DATA WORKSHOP: Analyzing Everyday Life

Impression Management in Action

They say that you never get to make a first impression twice, that people can size us up in a matter of seconds and quickly jump to conclusions about who we are. How well do you know yourself and the impressions you make on others? This exercise is designed to help make your own impression management work visible—and to help you see how integral it is to your everyday life. For this Data Workshop you will be doing participant observation research with yourself as the subject. Research that involves observing one’s own behavior is known as autoethnography. Refer to Chapter 2 for a review of this method.

Your task will be to observe yourself as you participate in two different social situations. Afterward, you will do a comparative analysis of your presentation of self in each setting. As you examine the most minute details of yourself in interactions, you will probably discover that you perform somewhat different versions of yourself in the two situations. “Doing student,” for instance, might be very different from “doing boyfriend.” Let’s see.

Step 1: Observation

Choose two different situations that you will encounter this week in your everyday life, and commit to observing yourself for thirty minutes as you participate in each. For example, you may observe yourself at work, at a family birthday celebration, at lunch with friends, in your math class, riding on the bus or train, or watching an athletic match. The two situations you choose don’t need to be extraordinary in any way; in fact, the more mundane, the better. But they should be markedly different from one another.

Step 2: Field notes

In an autoethnography, your own actions, thoughts, and feelings are the focus of study. Write some informal field notes about your experience so that you can refer to them when you discuss your findings. Your notes can be casual in tone and loose in format, but, as always, it’s a good idea to write them as soon as possible after your time in the field. That way you capture more of the details you’ll want to remember. Aim for at least one (or more!) full page of notes for each of the two situations.

Step 3: Analysis

After observing yourself in the two situations, read through your field notes and answer the following questions in essay form:

✱ What type of “front” do you encounter when you enter each situation? What role do you play and who is your “audience”?

✱ Can you identify “backstage” and “frontstage” regions for each situation? Which of your activities are preparation and which are performance?

✱ What type of “personal front” (appearance, manner, dress) do you bring to each situation?

✱ How are your facial expressions, body language, and so forth (“expressions given off”) different in each situation?

✱ What kinds of things do you say (“expressions given”) in each situation?

✱ How convincing are you at managing the impression you want to make on others in each of the two situations?

✱ Who are you in each situation? Do you present a slightly different version of yourself in each? Why?

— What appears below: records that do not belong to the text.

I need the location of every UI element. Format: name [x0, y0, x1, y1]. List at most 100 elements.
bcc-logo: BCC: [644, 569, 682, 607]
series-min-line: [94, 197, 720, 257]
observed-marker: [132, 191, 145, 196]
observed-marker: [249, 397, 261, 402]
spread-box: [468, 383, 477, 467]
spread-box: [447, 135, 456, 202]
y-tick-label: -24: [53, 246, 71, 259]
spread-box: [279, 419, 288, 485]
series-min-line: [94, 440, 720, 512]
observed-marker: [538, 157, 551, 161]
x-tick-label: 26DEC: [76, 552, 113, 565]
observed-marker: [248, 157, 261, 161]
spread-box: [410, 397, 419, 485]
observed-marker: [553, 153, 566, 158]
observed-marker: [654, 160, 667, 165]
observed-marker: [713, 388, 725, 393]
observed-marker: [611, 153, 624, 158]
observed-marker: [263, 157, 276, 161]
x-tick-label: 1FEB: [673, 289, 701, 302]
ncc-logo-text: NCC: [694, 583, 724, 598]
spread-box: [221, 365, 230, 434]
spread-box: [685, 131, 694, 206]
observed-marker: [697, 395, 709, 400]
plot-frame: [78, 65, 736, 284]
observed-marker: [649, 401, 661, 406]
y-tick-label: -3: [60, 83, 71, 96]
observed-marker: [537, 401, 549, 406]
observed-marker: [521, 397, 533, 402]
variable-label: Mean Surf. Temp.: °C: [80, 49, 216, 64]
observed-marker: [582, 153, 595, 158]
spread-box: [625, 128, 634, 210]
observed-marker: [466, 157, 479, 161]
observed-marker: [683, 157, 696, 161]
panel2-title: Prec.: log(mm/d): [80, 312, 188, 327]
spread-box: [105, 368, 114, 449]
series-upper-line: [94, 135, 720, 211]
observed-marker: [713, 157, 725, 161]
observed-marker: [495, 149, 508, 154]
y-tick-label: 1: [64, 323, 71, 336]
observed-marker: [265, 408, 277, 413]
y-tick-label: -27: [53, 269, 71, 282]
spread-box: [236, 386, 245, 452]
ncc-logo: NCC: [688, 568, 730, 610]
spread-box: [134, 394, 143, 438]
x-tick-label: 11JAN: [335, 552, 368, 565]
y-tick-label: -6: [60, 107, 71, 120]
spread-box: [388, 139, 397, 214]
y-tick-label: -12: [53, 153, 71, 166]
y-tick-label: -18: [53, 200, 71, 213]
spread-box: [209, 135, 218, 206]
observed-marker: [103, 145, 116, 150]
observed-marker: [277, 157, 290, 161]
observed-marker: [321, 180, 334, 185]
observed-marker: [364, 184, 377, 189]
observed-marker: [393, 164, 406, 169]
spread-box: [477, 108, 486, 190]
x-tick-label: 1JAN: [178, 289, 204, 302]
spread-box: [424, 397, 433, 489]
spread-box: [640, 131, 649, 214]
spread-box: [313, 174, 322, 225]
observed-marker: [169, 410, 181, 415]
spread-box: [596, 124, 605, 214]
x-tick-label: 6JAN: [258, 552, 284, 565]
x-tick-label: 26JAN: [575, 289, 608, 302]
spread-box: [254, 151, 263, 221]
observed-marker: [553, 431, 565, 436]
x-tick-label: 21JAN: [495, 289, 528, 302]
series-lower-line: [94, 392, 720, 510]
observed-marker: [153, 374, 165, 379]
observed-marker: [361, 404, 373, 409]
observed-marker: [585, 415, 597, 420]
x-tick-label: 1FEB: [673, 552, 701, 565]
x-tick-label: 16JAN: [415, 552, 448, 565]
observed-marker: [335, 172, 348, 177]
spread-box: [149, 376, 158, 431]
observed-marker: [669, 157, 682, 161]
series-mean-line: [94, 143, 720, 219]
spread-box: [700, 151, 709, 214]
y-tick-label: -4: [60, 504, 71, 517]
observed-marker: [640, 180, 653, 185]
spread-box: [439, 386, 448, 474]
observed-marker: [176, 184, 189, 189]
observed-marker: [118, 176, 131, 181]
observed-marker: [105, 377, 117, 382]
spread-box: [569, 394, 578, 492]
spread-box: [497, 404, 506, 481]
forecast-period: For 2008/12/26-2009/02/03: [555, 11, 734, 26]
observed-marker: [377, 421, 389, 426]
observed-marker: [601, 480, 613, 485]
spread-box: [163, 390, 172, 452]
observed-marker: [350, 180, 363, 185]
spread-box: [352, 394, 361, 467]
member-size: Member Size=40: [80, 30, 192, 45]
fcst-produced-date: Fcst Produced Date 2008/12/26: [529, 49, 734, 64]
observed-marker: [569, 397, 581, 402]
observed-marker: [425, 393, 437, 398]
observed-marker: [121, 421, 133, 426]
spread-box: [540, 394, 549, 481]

A final Goffman-­‐inspired question to answer is this: does engaging in impression management mean that we have no basic, unchanging self? If we bring different selves to different situations, what does that say about the idea of a “true self”? This issue is an important one, and w hope you use your Data Workshop findings to pursue it in greater depth.

Step 4: Write Up

For Step 1, use ethnographic methods of data gathering. Create written field notes to record your actions, interactions, and thoughts during each thirty-­‐minute observation period. Be as detailed as possible. Then write a 2-3 page double spaced, 10 -12 point font, essay applying Goffman’s dramaturgical analysis to your own experiences, in response to the questions in Step 3. Refer to your field notes in the essay, and include them as an attachment to your paper.